With the announcement of Gal Gadot as Wonder Woman by Warner Bros., I wondered just how popular is Wonder Woman around the world and more interestingly, in each country. With there being over 200 countries in the world, I narrowed the focus a bit. I picked countries in various parts of the world that I think would be interesting and vary in results. I included nations from every continent (no not Antarctica) and a few that I wanted to choose, like Iran, wouldn’t return any data due to policies in the country (like Facebook being blocked).

Below is the raw data of all of the countries I looked at, and if folks want me to check out others, sound off in the comments below!

While men made up 52.65% of the population in these countries, they accounted for 56.90% of the Wonder Woman fans. If you remove the nations that didn’t have recordable Wonder Woman fans, the male population drops to 52.34%, but increases as Wonder Woman fans to 56.96%.

Green is for the highest value in that column and red is for the lowest. If the space is blank, then the results were below 1,000 fans.

Wonder Woman Facebook DataYes, I know some percentages are above 100. It’s a quirk of the Facebook system of their rounding numbers.

13 COMMENTS

  1. Looking at the number of “fans”( i don’t think Facebook fandom is a reliable measure of devotion.i.e. I may have liked the ACLU FB page but i’m not a card member nor active supporter. that aside, its the best means of measurement we got), the production of this film should be in the hands of the director. DC needs do what they did for Batman and let the director be. pick someone like Daniel Woodrel or Alfonso Cuaron and let them do their thing. Personally, I can see the first wonder woman film as a sword and sandal/superhero origin story(god forbid they pull a He-Man/Green Lantern.). hoping it’s something special…

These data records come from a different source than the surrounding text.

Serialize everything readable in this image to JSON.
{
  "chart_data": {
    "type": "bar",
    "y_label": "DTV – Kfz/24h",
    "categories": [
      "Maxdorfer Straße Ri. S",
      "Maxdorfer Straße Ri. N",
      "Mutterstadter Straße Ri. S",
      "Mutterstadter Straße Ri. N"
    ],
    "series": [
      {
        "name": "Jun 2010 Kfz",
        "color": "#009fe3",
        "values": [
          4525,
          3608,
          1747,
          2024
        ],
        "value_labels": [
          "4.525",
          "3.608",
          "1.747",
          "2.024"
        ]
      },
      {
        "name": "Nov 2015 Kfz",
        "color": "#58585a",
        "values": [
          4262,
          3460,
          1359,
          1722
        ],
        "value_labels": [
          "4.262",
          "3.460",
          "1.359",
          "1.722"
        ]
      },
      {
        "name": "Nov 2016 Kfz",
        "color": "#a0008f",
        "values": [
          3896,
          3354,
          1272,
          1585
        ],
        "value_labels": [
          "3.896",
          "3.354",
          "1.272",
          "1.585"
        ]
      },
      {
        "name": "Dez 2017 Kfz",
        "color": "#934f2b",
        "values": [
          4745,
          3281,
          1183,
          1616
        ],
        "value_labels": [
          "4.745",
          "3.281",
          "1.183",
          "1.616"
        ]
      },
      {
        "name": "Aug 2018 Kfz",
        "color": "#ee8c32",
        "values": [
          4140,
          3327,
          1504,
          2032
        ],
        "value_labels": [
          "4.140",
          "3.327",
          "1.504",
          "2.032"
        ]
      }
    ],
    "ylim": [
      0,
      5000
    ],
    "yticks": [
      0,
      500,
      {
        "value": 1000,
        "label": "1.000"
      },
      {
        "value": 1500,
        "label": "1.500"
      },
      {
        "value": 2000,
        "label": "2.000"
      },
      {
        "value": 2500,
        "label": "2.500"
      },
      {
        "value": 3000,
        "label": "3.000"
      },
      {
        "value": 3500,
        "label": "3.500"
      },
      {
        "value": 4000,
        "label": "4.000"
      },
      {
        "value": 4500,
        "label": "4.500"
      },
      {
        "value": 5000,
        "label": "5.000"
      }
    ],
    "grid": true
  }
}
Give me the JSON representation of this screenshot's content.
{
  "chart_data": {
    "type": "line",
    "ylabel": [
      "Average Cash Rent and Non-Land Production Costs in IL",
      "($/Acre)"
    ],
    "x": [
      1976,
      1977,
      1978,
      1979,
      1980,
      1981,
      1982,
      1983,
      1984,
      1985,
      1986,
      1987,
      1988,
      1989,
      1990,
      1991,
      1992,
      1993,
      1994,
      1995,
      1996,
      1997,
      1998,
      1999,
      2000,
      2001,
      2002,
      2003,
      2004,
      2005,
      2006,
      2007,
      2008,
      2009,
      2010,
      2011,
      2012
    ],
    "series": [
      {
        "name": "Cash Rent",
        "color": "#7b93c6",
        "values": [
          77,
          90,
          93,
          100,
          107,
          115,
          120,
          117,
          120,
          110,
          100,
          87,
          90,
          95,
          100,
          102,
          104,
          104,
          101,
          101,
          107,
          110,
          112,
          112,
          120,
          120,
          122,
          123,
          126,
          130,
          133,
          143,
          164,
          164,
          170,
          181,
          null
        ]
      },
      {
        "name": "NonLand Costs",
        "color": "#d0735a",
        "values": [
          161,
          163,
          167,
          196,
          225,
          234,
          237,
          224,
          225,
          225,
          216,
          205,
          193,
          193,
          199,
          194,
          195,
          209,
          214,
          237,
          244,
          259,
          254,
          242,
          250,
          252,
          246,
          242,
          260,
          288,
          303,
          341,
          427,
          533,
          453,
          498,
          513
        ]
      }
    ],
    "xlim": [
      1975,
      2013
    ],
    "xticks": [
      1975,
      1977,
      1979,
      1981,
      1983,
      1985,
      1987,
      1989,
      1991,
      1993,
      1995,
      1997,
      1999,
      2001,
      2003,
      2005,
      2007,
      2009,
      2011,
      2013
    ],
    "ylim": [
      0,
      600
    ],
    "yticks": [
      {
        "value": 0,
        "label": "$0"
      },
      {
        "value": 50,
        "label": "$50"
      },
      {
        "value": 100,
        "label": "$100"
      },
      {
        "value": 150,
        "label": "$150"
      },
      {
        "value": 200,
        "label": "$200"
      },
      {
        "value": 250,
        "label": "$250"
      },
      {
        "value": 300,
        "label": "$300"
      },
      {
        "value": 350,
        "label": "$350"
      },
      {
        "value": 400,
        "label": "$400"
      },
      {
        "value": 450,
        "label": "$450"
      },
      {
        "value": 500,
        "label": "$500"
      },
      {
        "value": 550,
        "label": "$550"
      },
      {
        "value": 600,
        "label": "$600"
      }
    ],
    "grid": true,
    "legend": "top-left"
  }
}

  2. But… she has no head… at least not in that photo on the front page

    How a site run by, and focusing on women in comics, manage to always crop photos of women to show off “the assets” is beyond me. SMH

  3. Any survey on attitudes about Wonder Woman has to distinguish between Wonder Woman the character and Wonder Woman the icon. From her days on the cover of Ms. Magazine to appearing on countless pieces of clothing and other stuff–people can have warm thoughts about her without thinking of her as a character at all. Betty Crocker is an icon, but she’s never been a character.

    SRS

  4. Hey Edward, so the Venezuela stats are:
    Total: 10.8 million
    Men: 5 million (46.3%)
    Women: 5.8 million (53.7%)

    Wonder Woman “fans”
    Total: 13,600 (0.13%)
    Men: 9,200 (67.65%)
    Women: 4,400 (32.35%

  5. As a format quibble, I think there’s an error in your green highlight of high value in the “WW Total %” column: the actual high value seems to be Israel’s 0.40%, not the US’s 0.33%.

    That aside, I know I often make this comment about these exercises in recreational number-crunching based on Facebook fan data, but I’ll make it again here: what’s the *insight* to be gained from all this analysis? Why do any of these percentages matter?

    I mean, would we look at this data and say because WW fans make up the largest share of FB fans in Israel, the U.S., Italy, Germany, and Argentina, then we would expect that the sales of Wonder Woman products in those countries should be particularly strong? And if they are not, are we saying that those countries represent an opportunity for focus for marketing WW product?

    Are we saying because WW FB fans are most overwhelmingly female in South Korea, Pakistan, and Italy, then marketing of WW products in those regions might be most effective via platforms with strong female engagement?

    Again…I appreciate the just plain fun of recreational number crunching, but that exercise can only be made more fun when it moves from just data-generation to actual insight. (By comparison, Devestator magazine’s convention exhibitor survey posted elsewhere on the blog does, IMO, did make a solid effort to add actionable insight to its analysis in a way that, generally, I don’t get from these exercises in FB analytics, fun as they might be.)

  6. Correct on Israel, when I get a chance I’ll fix that.

    The point of all of these are:
    1) They show that comic fans aren’t just 20-30 something white guys, it’s a diverse crowd in taste, gender, age, etc.,
    2) Because it’s diverse, the industry needs to look at how they’re marketing, instead of the one size fits all that’s been standard, and move into modern marketing that involves segmenting and targeted messaging,
    3) That there is a massive amount of self-identified fans out there, and we should engage them,
    4) It’s fun!

    The fact I have marketing individuals contacting me as to how to use this data, and admitting this all has them thinking of how to do things differently, shows me it’s doing what it’s intended to.

  7. I think it’s great that your work is inspiring marketers to devise more robust, segmented campaigns. It’d be great to hear more about how these data drove the creation of more sophisticated marketing (to the extent that those marketers are willing to share results, of course) as a bit of a case study, as it were, to underscore the high level insights you’ve identified.

  8. Just came back to check on the discussion going on and yep she’s is fiction writer, i keep mixing her up with Debra Granik. she’s still a great director and i hope they tap her for the job.